The question is: whose purpose? And when did we agree to it?
A system that produces predictable failure for predictable populations is not broken. It is functioning. Until we acknowledge that current outcomes are features rather than bugs, we will keep “reforming” around the edges while the architecture remains intact.
The 2025 matric results – 98.31% for IEB, 88% for DBE – tell us everything we need to know. Same curriculum. Different conditions. Predictable outcomes.
We can continue to pretend the curriculum is the problem. We can keep measuring failure with more sophisticated tools. We can celebrate 88% pass rates while 5,464 children have no schools.
Or we can name what the evidence shows: CAPS works when you invest in conditions. It fails when you don’t. The system knows this. We all know this.
The code we carry
We tell ourselves apartheid ended 30 years ago. We point to the constitution, the elections, the peaceful transition.
But systems don’t die when you sign documents. They embed. They become part of the machinery. The cell doesn’t recognise the invasion because the invasion is the cell now. And every time conditions favour replication, new variants emerge.
Exit over voice. Network access sold as merit. Resource hoarding disguised as school choice. The quiet extraction of capacity from communities that can least afford to lose it. The collective agreement not to see what we’re choosing.
The DBE has enough data on failure. Redirect resources from measurement towards conditions that produce outcomes.
The rook, in chess, doesn’t need to move to control the board. It controls by existing. By defining what lines of movement are possible. By making certain futures unthinkable for certain children based on which postcode they were born into.

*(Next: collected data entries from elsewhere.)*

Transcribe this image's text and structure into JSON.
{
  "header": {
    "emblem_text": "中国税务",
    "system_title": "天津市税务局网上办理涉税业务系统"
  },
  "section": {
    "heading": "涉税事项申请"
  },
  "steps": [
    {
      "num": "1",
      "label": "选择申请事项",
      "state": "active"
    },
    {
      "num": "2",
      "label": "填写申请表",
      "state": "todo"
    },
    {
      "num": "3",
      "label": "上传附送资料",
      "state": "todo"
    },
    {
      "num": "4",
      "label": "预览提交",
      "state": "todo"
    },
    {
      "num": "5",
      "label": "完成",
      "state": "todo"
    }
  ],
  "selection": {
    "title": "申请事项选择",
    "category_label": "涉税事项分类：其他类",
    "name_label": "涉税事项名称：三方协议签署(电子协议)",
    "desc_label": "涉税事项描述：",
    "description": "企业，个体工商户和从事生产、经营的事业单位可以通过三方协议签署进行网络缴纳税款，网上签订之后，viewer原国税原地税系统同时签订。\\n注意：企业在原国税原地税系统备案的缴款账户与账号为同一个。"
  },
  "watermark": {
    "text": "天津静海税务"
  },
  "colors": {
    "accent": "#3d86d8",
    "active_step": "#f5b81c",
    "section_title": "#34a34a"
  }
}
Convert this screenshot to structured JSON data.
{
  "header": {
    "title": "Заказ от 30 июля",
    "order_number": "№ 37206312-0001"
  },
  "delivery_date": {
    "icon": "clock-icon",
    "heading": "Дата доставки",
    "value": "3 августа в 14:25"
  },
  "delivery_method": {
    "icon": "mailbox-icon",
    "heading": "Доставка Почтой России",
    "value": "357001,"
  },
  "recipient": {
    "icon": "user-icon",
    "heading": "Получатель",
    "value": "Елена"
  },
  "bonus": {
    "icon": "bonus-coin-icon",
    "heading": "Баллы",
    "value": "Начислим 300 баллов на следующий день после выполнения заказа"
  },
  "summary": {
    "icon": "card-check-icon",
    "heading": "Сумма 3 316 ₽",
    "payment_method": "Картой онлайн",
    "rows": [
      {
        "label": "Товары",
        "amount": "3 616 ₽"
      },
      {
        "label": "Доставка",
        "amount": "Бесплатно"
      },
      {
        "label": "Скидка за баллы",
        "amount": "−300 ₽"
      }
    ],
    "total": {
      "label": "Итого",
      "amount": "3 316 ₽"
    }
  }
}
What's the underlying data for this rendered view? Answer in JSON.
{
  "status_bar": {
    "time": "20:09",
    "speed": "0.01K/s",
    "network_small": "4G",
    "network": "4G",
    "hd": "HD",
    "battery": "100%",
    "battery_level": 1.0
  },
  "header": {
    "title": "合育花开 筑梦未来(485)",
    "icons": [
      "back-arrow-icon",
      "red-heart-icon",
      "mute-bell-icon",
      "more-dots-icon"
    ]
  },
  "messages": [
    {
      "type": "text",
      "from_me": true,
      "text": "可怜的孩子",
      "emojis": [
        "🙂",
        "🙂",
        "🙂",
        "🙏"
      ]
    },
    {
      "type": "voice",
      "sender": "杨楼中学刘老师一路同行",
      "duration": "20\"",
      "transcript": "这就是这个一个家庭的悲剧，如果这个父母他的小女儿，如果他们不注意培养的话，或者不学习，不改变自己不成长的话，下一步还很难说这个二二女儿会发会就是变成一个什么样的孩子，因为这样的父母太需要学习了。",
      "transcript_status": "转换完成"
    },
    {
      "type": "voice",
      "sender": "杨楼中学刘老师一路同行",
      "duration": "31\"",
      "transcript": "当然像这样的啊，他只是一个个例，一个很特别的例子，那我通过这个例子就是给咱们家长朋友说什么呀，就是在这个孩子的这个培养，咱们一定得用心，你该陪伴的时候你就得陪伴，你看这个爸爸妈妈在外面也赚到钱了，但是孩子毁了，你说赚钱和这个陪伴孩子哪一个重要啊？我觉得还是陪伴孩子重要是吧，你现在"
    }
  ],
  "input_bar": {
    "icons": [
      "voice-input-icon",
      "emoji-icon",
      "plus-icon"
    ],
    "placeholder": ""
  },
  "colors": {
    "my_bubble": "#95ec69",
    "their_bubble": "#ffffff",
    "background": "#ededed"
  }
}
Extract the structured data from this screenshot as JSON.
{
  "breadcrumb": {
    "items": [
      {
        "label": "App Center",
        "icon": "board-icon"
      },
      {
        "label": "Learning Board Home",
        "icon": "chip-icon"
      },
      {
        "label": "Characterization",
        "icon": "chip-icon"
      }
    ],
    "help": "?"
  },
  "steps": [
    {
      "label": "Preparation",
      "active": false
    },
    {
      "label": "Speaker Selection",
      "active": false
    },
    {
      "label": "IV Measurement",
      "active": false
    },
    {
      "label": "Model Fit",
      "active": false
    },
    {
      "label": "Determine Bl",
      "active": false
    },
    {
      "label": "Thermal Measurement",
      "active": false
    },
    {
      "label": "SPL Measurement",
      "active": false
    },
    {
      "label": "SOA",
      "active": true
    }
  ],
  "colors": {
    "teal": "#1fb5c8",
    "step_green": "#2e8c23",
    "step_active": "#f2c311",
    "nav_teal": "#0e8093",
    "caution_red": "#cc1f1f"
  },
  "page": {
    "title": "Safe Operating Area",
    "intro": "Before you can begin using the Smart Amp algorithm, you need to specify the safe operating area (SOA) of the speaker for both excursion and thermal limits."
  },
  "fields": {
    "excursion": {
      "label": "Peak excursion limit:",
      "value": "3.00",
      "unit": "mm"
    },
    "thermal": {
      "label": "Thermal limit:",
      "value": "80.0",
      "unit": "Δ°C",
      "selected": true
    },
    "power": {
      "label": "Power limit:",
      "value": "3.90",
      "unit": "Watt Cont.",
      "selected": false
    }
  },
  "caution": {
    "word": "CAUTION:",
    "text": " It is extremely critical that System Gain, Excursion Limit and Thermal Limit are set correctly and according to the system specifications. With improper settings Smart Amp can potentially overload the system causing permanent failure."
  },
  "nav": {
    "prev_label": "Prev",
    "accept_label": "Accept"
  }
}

Every parent who exits, every teacher who transfers to better conditions, every citizen who shrugs and says “that’s just how it is” – we are all participants. We are all choosing extraction over stewardship. Taking what we can for our own rather than tending what belongs to all of us.
Extraction is the logic of apartheid. Stewardship is the logic of Ubuntu. Thirty years later, we’re still running the wrong code.
A different choice
The call to action is not complicated.
Acknowledge reality. CAPS is not the problem. Implementation conditions are. IEB schools prove that South African children can thrive academically – given resources, class sizes and teacher support that make learning possible.
Stop building thermometers. The DBE has enough data on failure. Redirect resources from measurement towards conditions that produce outcomes: teacher training, manageable class sizes, infrastructure that functions.
Name the design. A system producing predictable failure for predictable populations is not broken. It is working. Say it plainly.
Choose stewardship over extraction. This is the hardest one. It asks those with resources to stay and fight rather than leave and thrive. It asks us to tie our children’s futures to other people’s children. It asks us to believe that tending the whole produces better outcomes than mining the parts.
I don’t know if we’re capable of this. The 2025 matric results – IEB celebrating 98.31% while DBE manages scandals and unplaced pupils – suggest we prefer the exit.
But every year we delay, another cohort of children learns they are worth less. Another generation inherits the code. Another cycle of extraction completes itself.
The harvest matches the seeds. It always has. The question is whether we’re ready to plant something different. DM
Esmè van Deventer is an educational anthropologist and founder of the Azimuth Educational Innovation Consultancy. She led foundation-phase education at South Africa’s first virtual reality school and hosts The Bell Rebellion podcast.